Which is why rewrites are such wonderful second chances.

Date: 2005-12-05 10:58 am (UTC)
From: [identity profile] nycshelly.livejournal.com
I rarely know the ending and I feel a bit odd if the ending comes to me. I might feel compelled to force things to go there when they shouldn't, or I'll feel bad if I have to abandon one for something else. In my WIR, I knew the ending once I got past the halfway point and kept it flexible enough in my mind to get there without too much trauma, but then, I knew it in only vague terms.

Basically, I write to find out how things end.
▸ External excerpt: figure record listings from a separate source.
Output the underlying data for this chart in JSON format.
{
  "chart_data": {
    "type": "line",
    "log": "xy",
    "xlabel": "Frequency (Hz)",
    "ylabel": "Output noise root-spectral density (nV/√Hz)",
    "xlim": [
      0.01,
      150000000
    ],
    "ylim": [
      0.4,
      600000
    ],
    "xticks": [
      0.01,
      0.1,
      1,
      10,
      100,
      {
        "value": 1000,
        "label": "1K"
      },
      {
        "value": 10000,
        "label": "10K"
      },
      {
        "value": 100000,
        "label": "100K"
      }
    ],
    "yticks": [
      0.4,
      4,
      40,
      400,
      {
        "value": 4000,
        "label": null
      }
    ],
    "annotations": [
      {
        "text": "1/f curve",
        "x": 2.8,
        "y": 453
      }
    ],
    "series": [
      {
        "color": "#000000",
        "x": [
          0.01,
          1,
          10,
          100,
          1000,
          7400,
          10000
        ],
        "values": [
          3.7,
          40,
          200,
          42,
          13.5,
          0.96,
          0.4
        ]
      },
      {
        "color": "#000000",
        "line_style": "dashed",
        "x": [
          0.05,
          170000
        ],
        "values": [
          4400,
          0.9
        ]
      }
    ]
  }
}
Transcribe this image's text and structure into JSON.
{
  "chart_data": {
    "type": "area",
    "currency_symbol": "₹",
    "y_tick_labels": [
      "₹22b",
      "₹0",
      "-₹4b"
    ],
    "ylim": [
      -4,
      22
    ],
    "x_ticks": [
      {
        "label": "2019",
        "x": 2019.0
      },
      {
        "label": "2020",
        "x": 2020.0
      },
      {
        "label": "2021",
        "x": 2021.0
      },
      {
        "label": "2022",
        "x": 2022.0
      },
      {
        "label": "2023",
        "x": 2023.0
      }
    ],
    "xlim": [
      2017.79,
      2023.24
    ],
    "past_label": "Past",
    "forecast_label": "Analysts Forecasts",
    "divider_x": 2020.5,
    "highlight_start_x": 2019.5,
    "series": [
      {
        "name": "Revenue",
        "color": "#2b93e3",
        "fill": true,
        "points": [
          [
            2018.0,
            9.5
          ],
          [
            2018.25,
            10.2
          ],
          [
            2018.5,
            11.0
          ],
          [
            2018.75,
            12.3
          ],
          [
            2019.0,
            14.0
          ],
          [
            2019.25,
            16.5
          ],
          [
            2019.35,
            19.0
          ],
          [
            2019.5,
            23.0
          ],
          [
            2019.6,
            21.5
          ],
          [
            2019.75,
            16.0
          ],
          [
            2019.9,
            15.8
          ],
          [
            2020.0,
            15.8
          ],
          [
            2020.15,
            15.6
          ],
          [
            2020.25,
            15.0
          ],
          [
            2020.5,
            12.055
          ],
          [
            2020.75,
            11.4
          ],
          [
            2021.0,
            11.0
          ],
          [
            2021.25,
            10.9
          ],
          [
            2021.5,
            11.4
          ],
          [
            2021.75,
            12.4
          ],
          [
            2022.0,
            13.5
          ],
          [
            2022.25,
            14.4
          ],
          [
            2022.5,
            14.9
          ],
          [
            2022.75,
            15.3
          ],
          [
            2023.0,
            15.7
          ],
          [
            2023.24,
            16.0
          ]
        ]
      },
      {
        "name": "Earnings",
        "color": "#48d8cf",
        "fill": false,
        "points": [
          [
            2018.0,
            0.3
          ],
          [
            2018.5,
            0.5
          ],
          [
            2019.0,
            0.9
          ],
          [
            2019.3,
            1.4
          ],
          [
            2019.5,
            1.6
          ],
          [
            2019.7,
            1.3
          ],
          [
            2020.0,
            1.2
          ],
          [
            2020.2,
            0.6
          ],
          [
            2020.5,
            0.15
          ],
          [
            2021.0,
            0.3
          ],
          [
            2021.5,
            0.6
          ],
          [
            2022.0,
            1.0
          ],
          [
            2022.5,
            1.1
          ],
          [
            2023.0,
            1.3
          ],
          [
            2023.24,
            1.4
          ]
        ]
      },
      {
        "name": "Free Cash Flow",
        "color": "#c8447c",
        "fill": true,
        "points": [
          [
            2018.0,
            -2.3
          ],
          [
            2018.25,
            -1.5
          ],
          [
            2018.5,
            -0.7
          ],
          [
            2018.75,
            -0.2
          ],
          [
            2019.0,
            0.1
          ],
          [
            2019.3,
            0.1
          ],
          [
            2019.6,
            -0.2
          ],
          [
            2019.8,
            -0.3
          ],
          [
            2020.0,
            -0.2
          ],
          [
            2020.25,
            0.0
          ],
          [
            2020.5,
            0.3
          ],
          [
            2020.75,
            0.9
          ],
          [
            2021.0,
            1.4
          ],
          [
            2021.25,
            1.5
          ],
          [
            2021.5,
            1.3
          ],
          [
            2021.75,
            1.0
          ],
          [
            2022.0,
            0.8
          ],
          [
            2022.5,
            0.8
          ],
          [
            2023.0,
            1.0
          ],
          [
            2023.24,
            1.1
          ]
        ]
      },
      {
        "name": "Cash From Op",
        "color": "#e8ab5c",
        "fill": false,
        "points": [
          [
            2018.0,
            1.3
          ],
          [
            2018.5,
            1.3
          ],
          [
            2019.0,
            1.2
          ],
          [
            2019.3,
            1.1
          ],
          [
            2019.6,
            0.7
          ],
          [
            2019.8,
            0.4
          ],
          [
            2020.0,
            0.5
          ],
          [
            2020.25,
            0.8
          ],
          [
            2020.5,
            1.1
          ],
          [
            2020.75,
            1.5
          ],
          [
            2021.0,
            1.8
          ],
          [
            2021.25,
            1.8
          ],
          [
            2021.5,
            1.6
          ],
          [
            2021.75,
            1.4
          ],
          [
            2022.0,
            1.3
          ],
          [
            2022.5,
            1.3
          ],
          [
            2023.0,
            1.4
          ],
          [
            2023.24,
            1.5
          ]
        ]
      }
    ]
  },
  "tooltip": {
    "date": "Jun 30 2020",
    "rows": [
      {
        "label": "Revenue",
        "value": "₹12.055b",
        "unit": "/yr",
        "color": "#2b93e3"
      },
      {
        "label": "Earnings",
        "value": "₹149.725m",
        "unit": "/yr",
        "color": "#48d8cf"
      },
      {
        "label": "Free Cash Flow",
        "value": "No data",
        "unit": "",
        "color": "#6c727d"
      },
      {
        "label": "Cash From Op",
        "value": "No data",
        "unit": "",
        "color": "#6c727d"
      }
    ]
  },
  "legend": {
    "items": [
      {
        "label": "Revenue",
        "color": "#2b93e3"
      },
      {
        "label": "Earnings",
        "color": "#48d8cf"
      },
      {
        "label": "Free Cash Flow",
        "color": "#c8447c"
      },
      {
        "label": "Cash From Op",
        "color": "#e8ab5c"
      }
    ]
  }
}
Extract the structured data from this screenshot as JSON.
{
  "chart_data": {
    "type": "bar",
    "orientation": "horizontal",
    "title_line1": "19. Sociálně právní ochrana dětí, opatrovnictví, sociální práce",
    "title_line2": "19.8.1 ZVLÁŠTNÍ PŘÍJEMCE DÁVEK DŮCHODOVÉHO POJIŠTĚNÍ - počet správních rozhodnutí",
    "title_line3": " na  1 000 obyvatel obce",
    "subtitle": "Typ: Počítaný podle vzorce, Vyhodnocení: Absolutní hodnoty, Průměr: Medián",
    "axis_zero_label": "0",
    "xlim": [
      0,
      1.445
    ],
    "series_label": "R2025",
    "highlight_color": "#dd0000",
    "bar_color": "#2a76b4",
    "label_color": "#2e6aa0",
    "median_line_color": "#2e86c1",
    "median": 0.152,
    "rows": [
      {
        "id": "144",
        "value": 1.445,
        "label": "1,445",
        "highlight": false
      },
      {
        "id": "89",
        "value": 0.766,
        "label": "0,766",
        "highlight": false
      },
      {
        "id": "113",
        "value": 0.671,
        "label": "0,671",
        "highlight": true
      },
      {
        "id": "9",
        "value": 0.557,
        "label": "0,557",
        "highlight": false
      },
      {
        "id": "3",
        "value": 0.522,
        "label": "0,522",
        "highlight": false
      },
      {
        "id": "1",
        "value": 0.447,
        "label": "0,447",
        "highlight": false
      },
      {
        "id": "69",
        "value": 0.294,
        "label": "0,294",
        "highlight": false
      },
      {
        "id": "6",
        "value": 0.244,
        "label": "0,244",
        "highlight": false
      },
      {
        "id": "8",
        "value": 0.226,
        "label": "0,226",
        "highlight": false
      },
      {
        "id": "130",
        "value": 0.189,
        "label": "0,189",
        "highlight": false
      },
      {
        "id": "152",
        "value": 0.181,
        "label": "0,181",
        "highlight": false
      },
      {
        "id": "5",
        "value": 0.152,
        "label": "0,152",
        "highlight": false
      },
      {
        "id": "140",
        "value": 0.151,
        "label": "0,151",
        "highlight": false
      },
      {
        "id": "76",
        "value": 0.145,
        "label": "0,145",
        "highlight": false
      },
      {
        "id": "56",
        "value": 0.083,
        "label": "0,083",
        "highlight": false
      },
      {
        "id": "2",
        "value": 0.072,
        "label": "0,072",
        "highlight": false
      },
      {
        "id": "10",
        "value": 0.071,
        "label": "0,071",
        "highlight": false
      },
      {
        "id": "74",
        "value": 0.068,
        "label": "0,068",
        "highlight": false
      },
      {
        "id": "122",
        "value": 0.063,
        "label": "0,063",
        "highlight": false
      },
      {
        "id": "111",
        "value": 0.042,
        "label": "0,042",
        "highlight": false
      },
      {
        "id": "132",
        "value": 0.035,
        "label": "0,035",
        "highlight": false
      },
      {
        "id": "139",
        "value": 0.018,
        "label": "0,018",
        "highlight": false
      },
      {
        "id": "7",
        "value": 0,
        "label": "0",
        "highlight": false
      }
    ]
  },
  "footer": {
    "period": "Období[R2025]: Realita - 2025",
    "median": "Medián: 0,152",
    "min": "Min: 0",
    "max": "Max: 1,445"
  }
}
Date: 2005-12-05 11:18 am (UTC)
From: [identity profile] nycshelly.livejournal.com
It is weird, sometimes. I once wrote a story and literally didn't know the ending til I got to the last scene and as I wrote it, I knew. It turned out to not be the last scene, after all. There had to be a brief epilogue.

One thing that's freaked me a bit about the WIR is that when I started the sequel, set 5 years later, the two people I thought would be married, were no longer living together, but were still involved. They just hadn't seen each other for many months and that took me aback. I had no idea where it came from. So where I thought I'd left them, part of the WIR's ending, wasn't really how it ended. So to speak.

Date: 2005-12-05 11:31 am (UTC)
From: [identity profile] sollersuk.livejournal.com
Well, I more or less know what sort of thing is going to happen because I'm constrained by history - come to think of it, no, I don't (I'm currently doing a lot of nerdy essays on my lj moving towards explaining that what I thought I knew isn't necessarily so). What I absolutely don't know is what is going to happen on the way!

Date: 2005-12-05 12:37 pm (UTC)
From: [identity profile] everyonesakitty.livejournal.com
Good post, dude. I usually have a vision of some sort of big dramatic moment that I write to. It's not the ending, necessarily, but it's the big choice/moment of the book and I build to it. I never know what my characters will choose until they get there, though. And sometimes the choice itself changes dramatically as I go.

This is not an easy way to write, but it seems to be the only thing I can work. hehe. prolly 3/4 through the process I come up with what I think you're talking about, an actual sentence or moment that will end the book. Those are always really hard for me and I change them a bunch. *sigh*

Date: 2005-12-05 12:54 pm (UTC)
From: [identity profile] sollersuk.livejournal.com
*gloom* paper recycling bin full of earlier draft because I've just been finding things out as I go...

Date: 2005-12-05 01:08 pm (UTC)
From: [identity profile] nycshelly.livejournal.com
Yeah, it is cool. I had a lot of trouble with the WIR. I knew something was wrong, but it took 2 tries to fix it. The second time, I left it alone for many months and then, bam, all was clear, at least where the problem was (the protagonist needed a personality transplant). There's nothing more important, IMO, than the care and feeding of one's backbrain. :)

Date: 2005-12-05 02:13 pm (UTC)
From: [identity profile] kmkibble75.livejournal.com
I sometimes do the same thing. I may not know what the climax will be when I set out writing a story, but I'll know what I want the last phrase, the last image, to be.

And I totally agree that a good beginning is harder to write than a good ending.

Date: 2005-12-05 02:19 pm (UTC)
From: [identity profile] sollersuk.livejournal.com
No, no, I assure you I'm doing my bit.